There’s a lot of talk these days about American Exceptionalism. Tea Partiers jingoistically assert America is the greatest country in the world with a divinely inspired manifest destiny, while Progressives counter America cannot claim such a title when it does not lead in the world in educating or providing healthcare and social justice for it citizens. They are both wrong.
Many countries have surpassed America in the criteria used to measure “greatness”. Our disappointing education system has produced successive generations of Americans ignorant of: the world around them and the history that has brought it to the point it is at today; great works of art and literature; any sense of geography; and devoid of creative thought, and analytical and deductive reasoning. While the primary purpose of any government is to protect and promote the general welfare and well-being of its citizenry, America is one of the few industrialized nations that views healthcare, not as a fundamental right, but as a privilege of those who can afford it.
Yet, American Exceptionalism does exists. However, it does not reside in our present achievements or status; to find it, one must look to look to the past. In 1492, Queen Isabella declared all Jews within the territory of the Spanish Empire must convert to Catholicism. Those who refused, or only pretended to convert while secretly practicing their religion, were subject to torture and execution. The Spanish Inquisition extended beyond Spain to its territories and possessions, as Jews who had fled to Portugal and later Amsterdam discovered.
Many of these Jewish refugees from the Spanish Inquisition arrived in America and some made their way to Newport, Rhode Island. In 1658, they founded a Jewish congregation and, in 1763, built Touro Synagogue, America’s oldest synagogue. Jews found a haven in America that was nonexistent in the rest of the world. They could live as Jews and worship freely in Colonial America. Yet, even in the religiously tolerant colony of Rhode Island, Jewish residents of Newport were denied the right to become naturalized citizens – they were not allowed to vote or hold public office.
After the Revolutionary War, George Washington was elected president of the United States of America. In 1790, President Washington, accompanied by Secretary of State Thomas Jefferson, visited Newport. He later wrote a letter to Newport’s Jewish congregation at Touro Synagogue. His words declared this new nation would be different from all others that had preceded it, in that certain rights – such as religious freedom – were fundamental rights men were born with, not privileges to be bestowed or taken away by a ruling class:
“It is now no more that toleration is spoken of as if it were the indulgence of one class of people that another enjoyed the exercise of their inherent natural rights, for, happily, the Government of the United States, which gives to bigotry no sanction, to persecution no assistance, requires only that they who live under its protection should demean themselves as good citizens in giving it on all occasions their effectual support.”
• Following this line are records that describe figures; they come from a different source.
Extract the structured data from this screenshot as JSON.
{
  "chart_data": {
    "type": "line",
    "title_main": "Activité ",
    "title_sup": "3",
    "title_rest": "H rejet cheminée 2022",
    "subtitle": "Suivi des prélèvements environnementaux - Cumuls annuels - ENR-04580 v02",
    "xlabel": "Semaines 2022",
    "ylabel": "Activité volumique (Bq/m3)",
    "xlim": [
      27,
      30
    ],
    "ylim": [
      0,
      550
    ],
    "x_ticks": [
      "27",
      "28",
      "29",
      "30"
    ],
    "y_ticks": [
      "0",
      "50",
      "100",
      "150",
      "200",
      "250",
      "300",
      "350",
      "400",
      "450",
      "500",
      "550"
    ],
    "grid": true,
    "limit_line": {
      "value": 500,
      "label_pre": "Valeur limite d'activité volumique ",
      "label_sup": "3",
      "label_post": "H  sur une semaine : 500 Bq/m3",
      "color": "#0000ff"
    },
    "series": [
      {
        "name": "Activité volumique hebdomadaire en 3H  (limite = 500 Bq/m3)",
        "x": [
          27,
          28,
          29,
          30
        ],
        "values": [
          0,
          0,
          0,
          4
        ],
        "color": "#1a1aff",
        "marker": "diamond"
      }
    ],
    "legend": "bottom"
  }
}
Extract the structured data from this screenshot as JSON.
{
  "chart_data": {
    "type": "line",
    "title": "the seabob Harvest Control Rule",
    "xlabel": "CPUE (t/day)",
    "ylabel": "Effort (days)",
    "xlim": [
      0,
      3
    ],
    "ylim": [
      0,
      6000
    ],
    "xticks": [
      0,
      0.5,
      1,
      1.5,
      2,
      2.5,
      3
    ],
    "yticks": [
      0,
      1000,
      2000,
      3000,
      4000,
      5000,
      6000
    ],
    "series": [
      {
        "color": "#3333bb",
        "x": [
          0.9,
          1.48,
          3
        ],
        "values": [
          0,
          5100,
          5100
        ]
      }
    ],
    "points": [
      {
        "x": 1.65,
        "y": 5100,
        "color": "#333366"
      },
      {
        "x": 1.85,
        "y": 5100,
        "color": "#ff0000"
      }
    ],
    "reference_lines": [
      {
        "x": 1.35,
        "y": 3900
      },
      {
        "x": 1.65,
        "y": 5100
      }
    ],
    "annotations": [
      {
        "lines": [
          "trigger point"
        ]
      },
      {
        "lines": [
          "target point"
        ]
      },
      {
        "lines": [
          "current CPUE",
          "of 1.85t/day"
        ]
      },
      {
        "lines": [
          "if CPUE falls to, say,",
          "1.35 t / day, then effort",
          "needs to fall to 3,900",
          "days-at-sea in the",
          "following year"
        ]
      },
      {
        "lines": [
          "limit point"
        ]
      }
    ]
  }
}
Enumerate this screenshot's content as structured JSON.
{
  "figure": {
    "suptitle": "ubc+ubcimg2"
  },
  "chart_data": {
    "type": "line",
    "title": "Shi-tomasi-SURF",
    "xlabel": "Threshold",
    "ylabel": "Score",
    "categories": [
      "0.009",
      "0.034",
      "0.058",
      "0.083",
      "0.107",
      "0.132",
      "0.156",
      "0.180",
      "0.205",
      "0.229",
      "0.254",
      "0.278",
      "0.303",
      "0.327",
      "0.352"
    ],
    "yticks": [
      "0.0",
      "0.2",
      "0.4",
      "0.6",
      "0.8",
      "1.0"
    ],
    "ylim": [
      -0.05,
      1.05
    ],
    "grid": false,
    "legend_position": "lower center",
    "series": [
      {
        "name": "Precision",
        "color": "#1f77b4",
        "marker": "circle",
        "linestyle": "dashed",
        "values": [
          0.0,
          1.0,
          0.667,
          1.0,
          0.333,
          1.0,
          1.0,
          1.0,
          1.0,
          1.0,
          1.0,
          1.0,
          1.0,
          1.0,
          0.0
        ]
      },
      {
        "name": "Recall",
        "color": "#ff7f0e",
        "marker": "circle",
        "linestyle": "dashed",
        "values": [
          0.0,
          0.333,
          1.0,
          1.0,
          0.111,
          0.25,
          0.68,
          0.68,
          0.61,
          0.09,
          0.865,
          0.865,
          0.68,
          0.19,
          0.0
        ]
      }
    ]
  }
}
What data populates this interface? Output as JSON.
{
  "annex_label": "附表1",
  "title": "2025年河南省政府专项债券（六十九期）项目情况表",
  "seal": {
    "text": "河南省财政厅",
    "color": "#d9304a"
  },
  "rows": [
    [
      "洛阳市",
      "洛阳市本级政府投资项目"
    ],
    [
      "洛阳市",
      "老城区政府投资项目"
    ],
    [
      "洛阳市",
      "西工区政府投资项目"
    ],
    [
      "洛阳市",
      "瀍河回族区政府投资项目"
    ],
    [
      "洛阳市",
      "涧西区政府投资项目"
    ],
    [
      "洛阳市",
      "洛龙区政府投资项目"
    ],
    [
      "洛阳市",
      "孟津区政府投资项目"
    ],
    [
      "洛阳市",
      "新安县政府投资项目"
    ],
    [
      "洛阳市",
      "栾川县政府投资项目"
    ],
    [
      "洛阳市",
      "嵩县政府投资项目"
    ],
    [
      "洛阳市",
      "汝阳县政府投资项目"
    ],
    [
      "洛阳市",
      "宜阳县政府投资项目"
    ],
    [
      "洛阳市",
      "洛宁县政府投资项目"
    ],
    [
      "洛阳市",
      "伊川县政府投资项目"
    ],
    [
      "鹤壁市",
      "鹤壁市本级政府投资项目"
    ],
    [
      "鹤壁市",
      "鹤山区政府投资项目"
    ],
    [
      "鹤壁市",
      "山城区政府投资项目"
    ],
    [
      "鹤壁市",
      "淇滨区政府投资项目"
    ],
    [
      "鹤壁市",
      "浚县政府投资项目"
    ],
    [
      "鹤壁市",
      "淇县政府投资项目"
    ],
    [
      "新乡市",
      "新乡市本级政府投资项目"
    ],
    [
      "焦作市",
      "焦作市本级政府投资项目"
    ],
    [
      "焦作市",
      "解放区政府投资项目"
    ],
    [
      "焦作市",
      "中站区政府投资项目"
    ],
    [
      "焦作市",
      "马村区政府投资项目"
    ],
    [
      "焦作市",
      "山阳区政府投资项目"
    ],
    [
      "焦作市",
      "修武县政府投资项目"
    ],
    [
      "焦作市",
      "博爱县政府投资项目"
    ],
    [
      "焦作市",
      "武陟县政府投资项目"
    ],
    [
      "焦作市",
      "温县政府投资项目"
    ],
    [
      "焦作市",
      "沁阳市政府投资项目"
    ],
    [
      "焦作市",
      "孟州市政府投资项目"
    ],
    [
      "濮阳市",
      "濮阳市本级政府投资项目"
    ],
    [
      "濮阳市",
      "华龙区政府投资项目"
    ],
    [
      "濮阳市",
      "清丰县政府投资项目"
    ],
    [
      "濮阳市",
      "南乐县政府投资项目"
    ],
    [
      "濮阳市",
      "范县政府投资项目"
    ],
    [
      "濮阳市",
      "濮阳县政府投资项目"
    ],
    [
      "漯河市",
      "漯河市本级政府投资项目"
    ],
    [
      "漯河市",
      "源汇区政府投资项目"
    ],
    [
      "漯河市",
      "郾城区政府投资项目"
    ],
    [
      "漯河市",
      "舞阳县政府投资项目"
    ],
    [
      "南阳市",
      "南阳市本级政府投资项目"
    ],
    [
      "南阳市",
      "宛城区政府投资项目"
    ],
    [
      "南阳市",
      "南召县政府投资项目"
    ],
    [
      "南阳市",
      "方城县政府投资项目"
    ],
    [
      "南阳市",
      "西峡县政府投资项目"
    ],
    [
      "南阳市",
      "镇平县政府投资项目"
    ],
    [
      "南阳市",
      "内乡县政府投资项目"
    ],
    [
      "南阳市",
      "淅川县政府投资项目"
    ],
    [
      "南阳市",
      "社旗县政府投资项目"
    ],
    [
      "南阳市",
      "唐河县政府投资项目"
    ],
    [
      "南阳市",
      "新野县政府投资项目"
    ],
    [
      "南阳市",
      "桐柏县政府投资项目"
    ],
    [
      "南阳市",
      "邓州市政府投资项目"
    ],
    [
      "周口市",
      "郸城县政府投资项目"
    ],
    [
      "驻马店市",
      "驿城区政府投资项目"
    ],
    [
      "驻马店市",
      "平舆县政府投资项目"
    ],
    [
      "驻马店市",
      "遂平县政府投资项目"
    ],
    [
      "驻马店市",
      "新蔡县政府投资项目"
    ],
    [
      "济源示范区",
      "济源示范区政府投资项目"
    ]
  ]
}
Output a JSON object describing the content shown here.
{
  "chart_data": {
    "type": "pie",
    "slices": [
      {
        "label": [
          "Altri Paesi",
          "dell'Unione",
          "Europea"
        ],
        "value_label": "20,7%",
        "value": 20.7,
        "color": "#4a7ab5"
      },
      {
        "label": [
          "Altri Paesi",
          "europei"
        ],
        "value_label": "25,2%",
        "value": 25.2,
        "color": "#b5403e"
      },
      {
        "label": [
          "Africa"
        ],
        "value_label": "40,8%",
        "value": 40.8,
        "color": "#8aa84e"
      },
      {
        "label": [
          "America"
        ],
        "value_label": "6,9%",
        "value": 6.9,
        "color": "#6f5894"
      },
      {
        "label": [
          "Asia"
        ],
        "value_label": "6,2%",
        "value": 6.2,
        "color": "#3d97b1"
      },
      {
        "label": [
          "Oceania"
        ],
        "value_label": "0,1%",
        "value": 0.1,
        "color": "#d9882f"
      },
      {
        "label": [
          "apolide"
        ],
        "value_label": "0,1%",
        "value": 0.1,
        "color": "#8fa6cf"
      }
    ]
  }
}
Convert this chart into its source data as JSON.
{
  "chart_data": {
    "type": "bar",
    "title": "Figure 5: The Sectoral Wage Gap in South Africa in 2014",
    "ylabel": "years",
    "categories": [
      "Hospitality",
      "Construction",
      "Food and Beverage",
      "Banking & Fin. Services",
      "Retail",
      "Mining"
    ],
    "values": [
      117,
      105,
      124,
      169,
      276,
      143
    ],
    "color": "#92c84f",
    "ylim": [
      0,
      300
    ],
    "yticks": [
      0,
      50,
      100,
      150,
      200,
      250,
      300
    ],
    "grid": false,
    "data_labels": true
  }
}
America, its first president declared, would, from its inception, distinguish itself from every other nation on Earth, then or previous, by recognizing and protecting natural rights such as freedom of religion and speech, unlike other nations. This new nation would not tolerate bigotry or persecution. As I stood today, inches from the bench in Touro Synagogue that George Washington had sat on, gazing at a 500-year-old Torah handwritten on deerskin brought to Newport from Portugal, I realized the true nature of American Exceptionalism.